Alcune strofe di un inno di san Narsete sono state musicate nel 1921 da Ottorino Respighi († 1936), «il più aristocratico dei nostri compositori, il più geniale dei nostri sinfonisti» (cfr. P. MAURIZI, Ettore Patrizi, Ada Negri e la musica, Morlacchi, Perugia 2007, p. 41), come bene lo definisce la poetessa Ada Negri († 1945). Ci riferiamo a Mattino di luce, l’ultima delle 4 liriche su parole di poeti armeni, per canto e pianoforte, dedicate dal compositore a sua moglie Elsa, che le cantò per la prima volta a Praga il 18 aprile del 1921, accompagnata al pianoforte dal marito. All’assiduità con Vittoria Aganoor († 1910), poetessa italiana di origine armena, si deve l’interesse di Respighi per la letteratura di quella che fu la prima nazione credente e il primo Stato cristiano. L’anonima traduzione italiana usata dal compositore è la preghiera semplice di un peccatore che, vivendo tra mutevoli stati d’animo, invoca dal Signore il perdono dei peccati:

Mattino di luce, sole di giustizia, / Il tuo lume si levi dentro me. / Destati, o Signore, ad assisterci: / Desta me assopito: / Fa ch'io divenga simigliante agli angioli. / Destati, o Signore. / Fatti vita di me che son morto, / Fatti luce per me ottenebrato, / Lenisci il mio dolore! / Io ti prego con la mia voce, / Io ti supplico con le mie mani: / Concedimi il dono della tua Benevolenza. / Dà ai miei occhi l'acqua perché io pianga, / Perché io pianga a grosse lagrime, / E così cancelli i miei peccati. / Gesù in nome dell’amore, / Intenerisci nel tuo amore il mio cuore di pietra. / Versa, o Signore, nella mia anima / La rugiada del tuo sangue, / E la mia anima si rallegrerà.

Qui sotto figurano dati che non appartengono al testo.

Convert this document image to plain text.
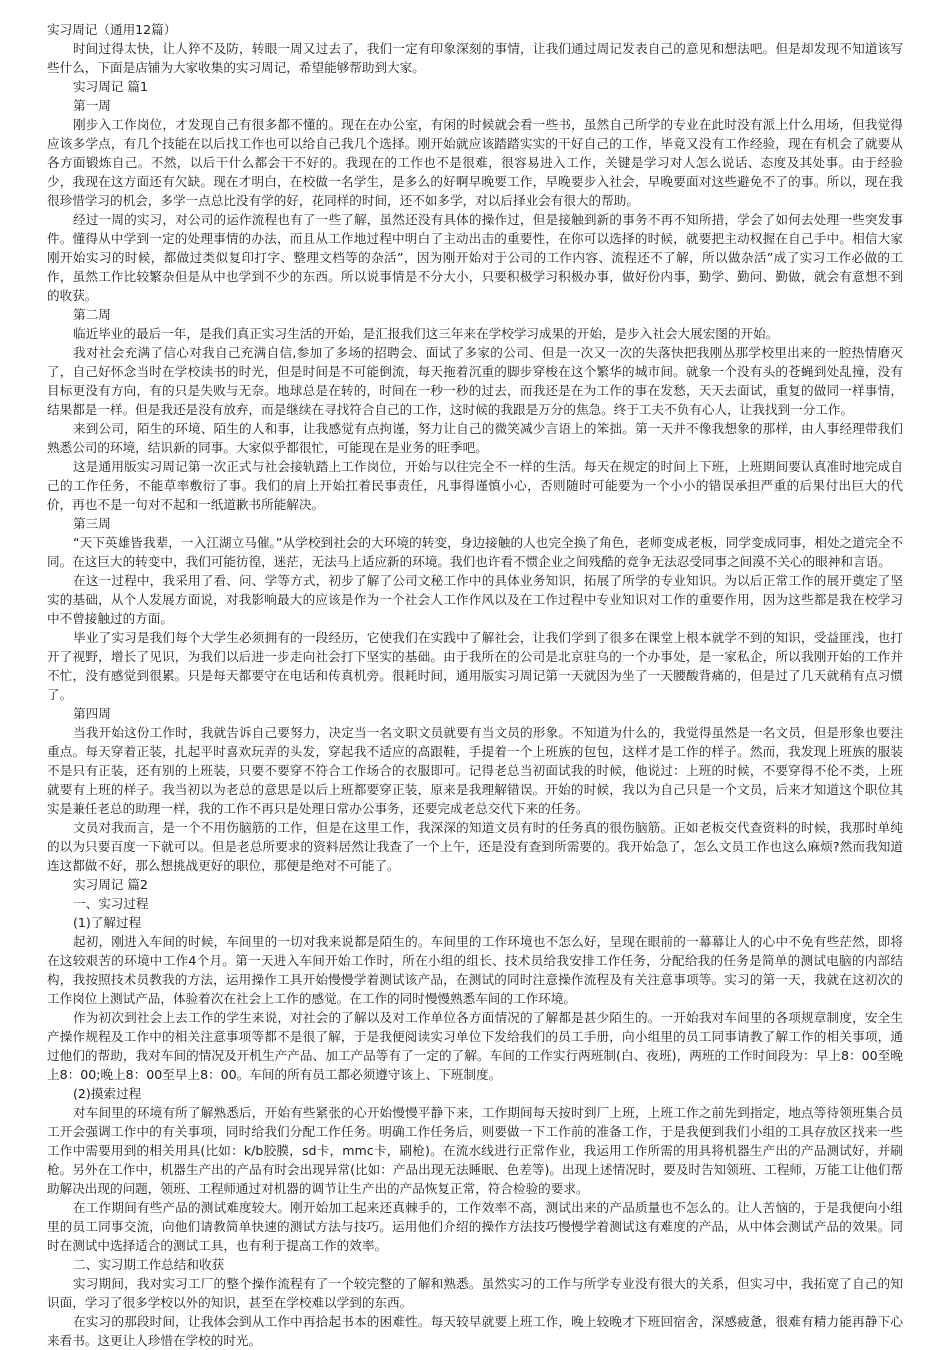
实习周记（通用12篇）

时间过得太快，让人猝不及防，转眼一周又过去了，我们一定有印象深刻的事情，让我们通过周记发表自己的意见和想法吧。但是却发现不知道该写些什么，下面是店铺为大家收集的实习周记，希望能够帮助到大家。

实习周记 篇1

第一周

刚步入工作岗位，才发现自己有很多都不懂的。现在在办公室，有闲的时候就会看一些书，虽然自己所学的专业在此时没有派上什么用场，但我觉得应该多学点，有几个技能在以后找工作也可以给自己我几个选择。刚开始就应该踏踏实实的干好自己的工作，毕竟又没有工作经验，现在有机会了就要从各方面锻炼自己。不然，以后干什么都会干不好的。我现在的工作也不是很难，很容易进入工作，关键是学习对人怎么说话、态度及其处事。由于经验少，我现在这方面还有欠缺。现在才明白，在校做一名学生，是多么的好啊早晚要工作，早晚要步入社会，早晚要面对这些避免不了的事。所以，现在我很珍惜学习的机会，多学一点总比没有学的好，花同样的时间，还不如多学，对以后择业会有很大的帮助。

经过一周的实习，对公司的运作流程也有了一些了解，虽然还没有具体的操作过，但是接触到新的事务不再不知所措，学会了如何去处理一些突发事件。懂得从中学到一定的处理事情的办法，而且从工作地过程中明白了主动出击的重要性，在你可以选择的时候，就要把主动权握在自己手中。相信大家刚开始实习的时候，都做过类似复印打字、整理文档等的杂活”，因为刚开始对于公司的工作内容、流程还不了解，所以做杂活”成了实习工作必做的工作，虽然工作比较繁杂但是从中也学到不少的东西。所以说事情是不分大小，只要积极学习积极办事，做好份内事，勤学、勤问、勤做，就会有意想不到的收获。

第二周

临近毕业的最后一年，是我们真正实习生活的开始，是汇报我们这三年来在学校学习成果的开始，是步入社会大展宏图的开始。

我对社会充满了信心对我自己充满自信,参加了多场的招聘会、面试了多家的公司、但是一次又一次的失落快把我刚丛那学校里出来的一腔热情磨灭了，自己好怀念当时在学校读书的时光，但是时间是不可能倒流，每天拖着沉重的脚步穿梭在这个繁华的城市间。就象一个没有头的苍蝇到处乱撞，没有目标更没有方向，有的只是失败与无奈。地球总是在转的，时间在一秒一秒的过去，而我还是在为工作的事在发愁，天天去面试，重复的做同一样事情，结果都是一样。但是我还是没有放弃，而是继续在寻找符合自己的工作，这时候的我跟是万分的焦急。终于工夫不负有心人，让我找到一分工作。

来到公司，陌生的环境、陌生的人和事，让我感觉有点拘谨，努力让自己的微笑减少言语上的笨拙。第一天并不像我想象的那样，由人事经理带我们熟悉公司的环境，结识新的同事。大家似乎都很忙，可能现在是业务的旺季吧。

这是通用版实习周记第一次正式与社会接轨踏上工作岗位，开始与以往完全不一样的生活。每天在规定的时间上下班，上班期间要认真准时地完成自己的工作任务，不能草率敷衍了事。我们的肩上开始扛着民事责任，凡事得谨慎小心，否则随时可能要为一个小小的错误承担严重的后果付出巨大的代价，再也不是一句对不起和一纸道歉书所能解决。

第三周

“天下英雄皆我辈，一入江湖立马催。”从学校到社会的大环境的转变，身边接触的人也完全换了角色，老师变成老板，同学变成同事，相处之道完全不同。在这巨大的转变中，我们可能彷徨，迷茫，无法马上适应新的环境。我们也许看不惯企业之间残酷的竞争无法忍受同事之间漠不关心的眼神和言语。

在这一过程中，我采用了看、问、学等方式，初步了解了公司文秘工作中的具体业务知识，拓展了所学的专业知识。为以后正常工作的展开奠定了坚实的基础，从个人发展方面说，对我影响最大的应该是作为一个社会人工作作风以及在工作过程中专业知识对工作的重要作用，因为这些都是我在校学习中不曾接触过的方面。

毕业了实习是我们每个大学生必须拥有的一段经历，它使我们在实践中了解社会，让我们学到了很多在课堂上根本就学不到的知识，受益匪浅，也打开了视野，增长了见识，为我们以后进一步走向社会打下坚实的基础。由于我所在的公司是北京驻乌的一个办事处，是一家私企，所以我刚开始的工作并不忙，没有感觉到很累。只是每天都要守在电话和传真机旁。很耗时间，通用版实习周记第一天就因为坐了一天腰酸背痛的，但是过了几天就稍有点习惯了。

第四周

当我开始这份工作时，我就告诉自己要努力，决定当一名文职文员就要有当文员的形象。不知道为什么的，我觉得虽然是一名文员，但是形象也要注重点。每天穿着正装，扎起平时喜欢玩弄的头发，穿起我不适应的高跟鞋，手提着一个上班族的包包，这样才是工作的样子。然而，我发现上班族的服装不是只有正装，还有别的上班装，只要不要穿不符合工作场合的衣服即可。记得老总当初面试我的时候，他说过：上班的时候，不要穿得不伦不类，上班就要有上班的样子。我当初以为老总的意思是以后上班都要穿正装，原来是我理解错误。开始的时候，我以为自己只是一个文员，后来才知道这个职位其实是兼任老总的助理一样，我的工作不再只是处理日常办公事务，还要完成老总交代下来的任务。

文员对我而言，是一个不用伤脑筋的工作，但是在这里工作，我深深的知道文员有时的任务真的很伤脑筋。正如老板交代查资料的时候，我那时单纯的以为只要百度一下就可以。但是老总所要求的资料居然让我查了一个上午，还是没有查到所需要的。我开始急了，怎么文员工作也这么麻烦?然而我知道连这都做不好，那么想挑战更好的职位，那便是绝对不可能了。

实习周记 篇2

一、实习过程

(1)了解过程

起初，刚进入车间的时候，车间里的一切对我来说都是陌生的。车间里的工作环境也不怎么好，呈现在眼前的一幕幕让人的心中不免有些茫然，即将在这较艰苦的环境中工作4个月。第一天进入车间开始工作时，所在小组的组长、技术员给我安排工作任务，分配给我的任务是简单的测试电脑的内部结构，我按照技术员教我的方法，运用操作工具开始慢慢学着测试该产品，在测试的同时注意操作流程及有关注意事项等。实习的第一天，我就在这初次的工作岗位上测试产品，体验着次在社会上工作的感觉。在工作的同时慢慢熟悉车间的工作环境。

作为初次到社会上去工作的学生来说，对社会的了解以及对工作单位各方面情况的了解都是甚少陌生的。一开始我对车间里的各项规章制度，安全生产操作规程及工作中的相关注意事项等都不是很了解，于是我便阅读实习单位下发给我们的员工手册，向小组里的员工同事请教了解工作的相关事项，通过他们的帮助，我对车间的情况及开机生产产品、加工产品等有了一定的了解。车间的工作实行两班制(白、夜班)，两班的工作时间段为：早上8：00至晚上8：00;晚上8：00至早上8：00。车间的所有员工都必须遵守该上、下班制度。

(2)摸索过程

对车间里的环境有所了解熟悉后，开始有些紧张的心开始慢慢平静下来，工作期间每天按时到厂上班，上班工作之前先到指定，地点等待领班集合员工开会强调工作中的有关事项，同时给我们分配工作任务。明确工作任务后，则要做一下工作前的准备工作，于是我便到我们小组的工具存放区找来一些工作中需要用到的相关用具(比如：k/b胶膜，sd卡，mmc卡，刷枪)。在流水线进行正常作业，我运用工作所需的用具将机器生产出的产品测试好，并刷枪。另外在工作中，机器生产出的产品有时会出现异常(比如：产品出现无法睡眠、色差等)。出现上述情况时，要及时告知领班、工程师，万能工让他们帮助解决出现的问题，领班、工程师通过对机器的调节让生产出的产品恢复正常，符合检验的要求。

在工作期间有些产品的测试难度较大。刚开始加工起来还真棘手的，工作效率不高，测试出来的产品质量也不怎么的。让人苦恼的，于是我便向小组里的员工同事交流，向他们请教简单快速的测试方法与技巧。运用他们介绍的操作方法技巧慢慢学着测试这有难度的产品，从中体会测试产品的效果。同时在测试中选择适合的测试工具，也有利于提高工作的效率。

二、实习期工作总结和收获

实习期间，我对实习工厂的整个操作流程有了一个较完整的了解和熟悉。虽然实习的工作与所学专业没有很大的关系，但实习中，我拓宽了自己的知识面，学习了很多学校以外的知识，甚至在学校难以学到的东西。

在实习的那段时间，让我体会到从工作中再拾起书本的困难性。每天较早就要上班工作，晚上较晚才下班回宿舍，深感疲惫，很难有精力能再静下心来看书。这更让人珍惜在学校的时光。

Quanto alla musica, la lirica è articolata in tre sezioni: Andante solenne, Più lento, e Ancora più largo. La melodia, ariosa, è molto simile a quella del canto gregoriano (modo frigio trasportato). L’armonia, con i suoi accordi arpeggiati come da un liuto, si basa sulle scale moderne occidentali (le tre sezioni sono rispettivamente in Si bemolle minore, Fa maggiore e di nuovo Si bemolle minore), senza lasciarsi influenzare dalle quattro scale armene più frequenti.

A Narsete il Grazioso è dedicata pure la Celestial Fantasy, op. 44, per archi, di Alan Hovhaness († 2000), compositore statunitense oriundo dell’Armenia. La sua vasta produzione musicale ammonta a oltre 400 opere teatrali e sinfoniche, che traggono ispirazione da suggestioni religiose, dal patrimonio folcloristico armeno e da tradizioni musicali indiane e cinesi, accogliendo in modo originale elementi occidentali e orientali. Completata nel 1944, la Celestial Fantasy si basa su musica composta da Hovhaness nel 1935. Il pezzo, dall’accento «nobile ed eroico» - come la partitura suggerisce all’inizio -, si apre con un motivo lento e cupo che si ripete per tre volte con sempre maggiore intensità. Lo sviluppo del materiale iniziale culmina in una fuga a quattro parti, fino a una commovente conclusione.

«Quanta sporcizia c'è nella Chiesa, e proprio anche tra coloro che, nel sacerdozio, dovrebbero appartenere completamente a Lui!», scrisse l’allora cardinale Joseph Ratzinger nella Via Crucis per il Venerdì Santo del 2005, meditando sulla nona stazione. La musica di Respighi e di Hovhaness ci invita a ricorrere all’intercessione di san Narsete perché la comunità cristiana sia sempre guidata da saggi maestri, da santi pastori, da guide sicure. Come fu il santo teologo nato otto secoli e mezzo fa, che così fa parlare Cristo Signore riguardo ai vescovi: «Come io non mi sono dedicato ai piaceri, ma ho assunto il sacerdozio per il genere umano, sopportando la croce e la morte, così anche voi dovete combattere fino alla morte per le pecore del vostro ovile, che io ho acquistato con il mio sangue» (N. SHNORHALI, Lettera enciclica, edizione di Gerusalemme 1871, cap. IV).